Его административный натиск на верующих и духовенство приобретал характер политической войны. Ильичев и к этой борьбе, кстати, приложил руку. Теряли приходы священники, повышали налоги с церковных участков, даже с кладбищ при монастырях, из библиотек исчезали религиозные книги, осуждалось паломничество к святыням. С 1960 по 1964 год количество церквей уменьшилось на пять тысяч, с 13 000 до менее чем восьми. Из восьми действующих духовных семинарий к 1964 году было закрыто пять, закрылась и главная святыня русской церкви — Киево-Печерская лавра. Тогда же запретили колокольный звон; при этом в 1963 году по заказу студии грамзаписи «Мелодия» вышла пластинка ростовских звонов — как культурный феномен, а не религиозный дурман.
При таком подходе строительство метро в Сокольниках было намного важнее старинного Преображенского храма, стоящего на пути прогресса. Его взорвали в июле 1964-го. Люди вспоминали, что церковь будто поднялась в воздух и рассыпалась. Прихожане и прохожие плакали и собирали кирпичики на память.
Мне не раз приходилось слышать, что отставка Хрущева 14 октября не была случайной. В день своего Покрова Пресвятая Богородица будто бы накрыла верующих чудодейственным покрывалом и спасла от напористого первого секретаря. Я таких суеверий не разделяю, но признаю, для церкви время Хрущева было не лучшим.
Хотя неприятие и непримиримость не были особыми чертами Хрущева; это черты идеологической косности страны. Доказывая свою правоту, государство всегда доходит до крайностей в своей нетерпимой вере. Став основой государственного строя, сегодня православие так же фанатично наказывает несогласных во имя благополучия верующих — запрещает и отменяет выставки, концерты и спектакли якобы за оскорбление их чувств.
Разговаривая с Неизвестным, я впервые подумала о характере Хрущева — колобка. Он «катался» между, казалось бы, совершенно несовместимыми друг с другом действиями, понятиями и категориями. Для него они были не противоречивы, а часть одного и того же — коммунизма, но, насколько возможно, с человеческим лицом.
Даже после разноса Хрущева выставку в Манеже не закрыли. Экспозиция работала еще месяц. Неизвестного, правда, попросили из МОСХ, но никого не уволили, и, по словам Элия Белютина, все продолжали «творить». Он, кстати, винил Эрнста за подстрекательство: держал бы язык за зубами, и все бы обошлось (Эрнст думал, что Элий повелся на «поцелуй власти», чтобы стать знаменитым).
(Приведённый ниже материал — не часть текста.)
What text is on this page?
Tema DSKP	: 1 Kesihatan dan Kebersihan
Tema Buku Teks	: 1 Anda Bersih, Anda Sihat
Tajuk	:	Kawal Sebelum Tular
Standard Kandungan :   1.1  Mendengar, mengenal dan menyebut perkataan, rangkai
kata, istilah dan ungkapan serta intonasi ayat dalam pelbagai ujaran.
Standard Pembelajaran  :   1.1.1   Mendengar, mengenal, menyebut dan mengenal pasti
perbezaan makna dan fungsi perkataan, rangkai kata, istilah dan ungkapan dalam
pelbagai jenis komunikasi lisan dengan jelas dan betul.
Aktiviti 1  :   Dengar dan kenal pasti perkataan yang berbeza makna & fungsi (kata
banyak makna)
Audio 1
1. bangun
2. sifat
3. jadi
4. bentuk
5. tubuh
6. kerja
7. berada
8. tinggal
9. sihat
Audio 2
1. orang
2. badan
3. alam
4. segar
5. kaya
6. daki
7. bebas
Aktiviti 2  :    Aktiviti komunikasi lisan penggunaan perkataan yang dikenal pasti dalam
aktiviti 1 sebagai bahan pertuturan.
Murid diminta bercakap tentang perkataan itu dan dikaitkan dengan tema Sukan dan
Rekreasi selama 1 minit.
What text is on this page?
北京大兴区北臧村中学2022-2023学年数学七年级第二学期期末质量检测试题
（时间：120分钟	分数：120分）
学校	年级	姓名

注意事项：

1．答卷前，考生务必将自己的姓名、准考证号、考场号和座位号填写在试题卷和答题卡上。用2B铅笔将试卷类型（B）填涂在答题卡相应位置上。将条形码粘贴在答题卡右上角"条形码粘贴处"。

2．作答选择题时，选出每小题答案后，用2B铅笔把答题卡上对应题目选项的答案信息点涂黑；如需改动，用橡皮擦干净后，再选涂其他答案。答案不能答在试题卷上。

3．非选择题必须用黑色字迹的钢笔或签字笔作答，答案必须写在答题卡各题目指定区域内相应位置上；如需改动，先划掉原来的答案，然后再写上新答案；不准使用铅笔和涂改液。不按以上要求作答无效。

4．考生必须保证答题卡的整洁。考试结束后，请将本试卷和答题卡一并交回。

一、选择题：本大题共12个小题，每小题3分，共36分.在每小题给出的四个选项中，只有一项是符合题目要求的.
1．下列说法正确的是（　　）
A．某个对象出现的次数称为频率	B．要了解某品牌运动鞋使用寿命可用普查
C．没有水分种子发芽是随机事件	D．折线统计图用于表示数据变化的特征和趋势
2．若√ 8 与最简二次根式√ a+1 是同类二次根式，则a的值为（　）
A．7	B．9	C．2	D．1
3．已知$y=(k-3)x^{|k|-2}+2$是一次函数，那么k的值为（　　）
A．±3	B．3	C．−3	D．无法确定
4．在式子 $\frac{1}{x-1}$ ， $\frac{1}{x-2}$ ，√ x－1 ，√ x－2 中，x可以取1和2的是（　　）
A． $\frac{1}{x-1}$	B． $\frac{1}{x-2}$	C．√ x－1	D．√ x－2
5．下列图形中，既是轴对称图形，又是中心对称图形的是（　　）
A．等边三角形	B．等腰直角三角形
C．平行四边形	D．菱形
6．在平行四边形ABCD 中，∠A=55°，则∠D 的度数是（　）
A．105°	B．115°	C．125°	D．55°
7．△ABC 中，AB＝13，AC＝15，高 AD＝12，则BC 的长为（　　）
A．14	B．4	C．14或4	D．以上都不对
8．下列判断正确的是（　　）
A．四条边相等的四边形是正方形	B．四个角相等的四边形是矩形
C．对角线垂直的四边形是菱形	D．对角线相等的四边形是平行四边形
Говорит Белютин: «На следующий день по газетам пошли разгромные статьи, а номер журнала „Советский Союз“ для Америки, полностью оформленный работами моих учеников, где была моя статья, изъят из типографии… Но все довольно быстро утихло. Государственных субсидий стало меньше (чиновники своей же власти боялись больше, чем художники), зато интерес к нашему искусству вырос еще больше. После разгромных осуждений на выставку повалили валом, и у нас стали появляться частные заказы»[826].
Эта относительная сдержанность в наказаниях отличала подход первого секретаря от подхода как его предшественника, так и его преемников. Впрочем, контрапункт Хрущева с новой силой проявился уже через две недели на встрече с писателями и художниками на Ленинских горах. Суслов надеялся, что Никита Сергеевич созовет пленум по идеологии сразу после противостояния в Манеже — если «буржуазное влияние» и «неомещанство» раздражало творческого Твардовского, партийцев оно страшило, — но тот пока решил с интеллигенцией просто поговорить. Не просто поговорить, пообедать, «когда человек поест — он становится добрей», — гостеприимно заметил он. А потом перед тем, как войти в переполненный зал заседания — пригласили человек 400, — задержался на несколько минут, чтобы познакомиться с Солженицыным.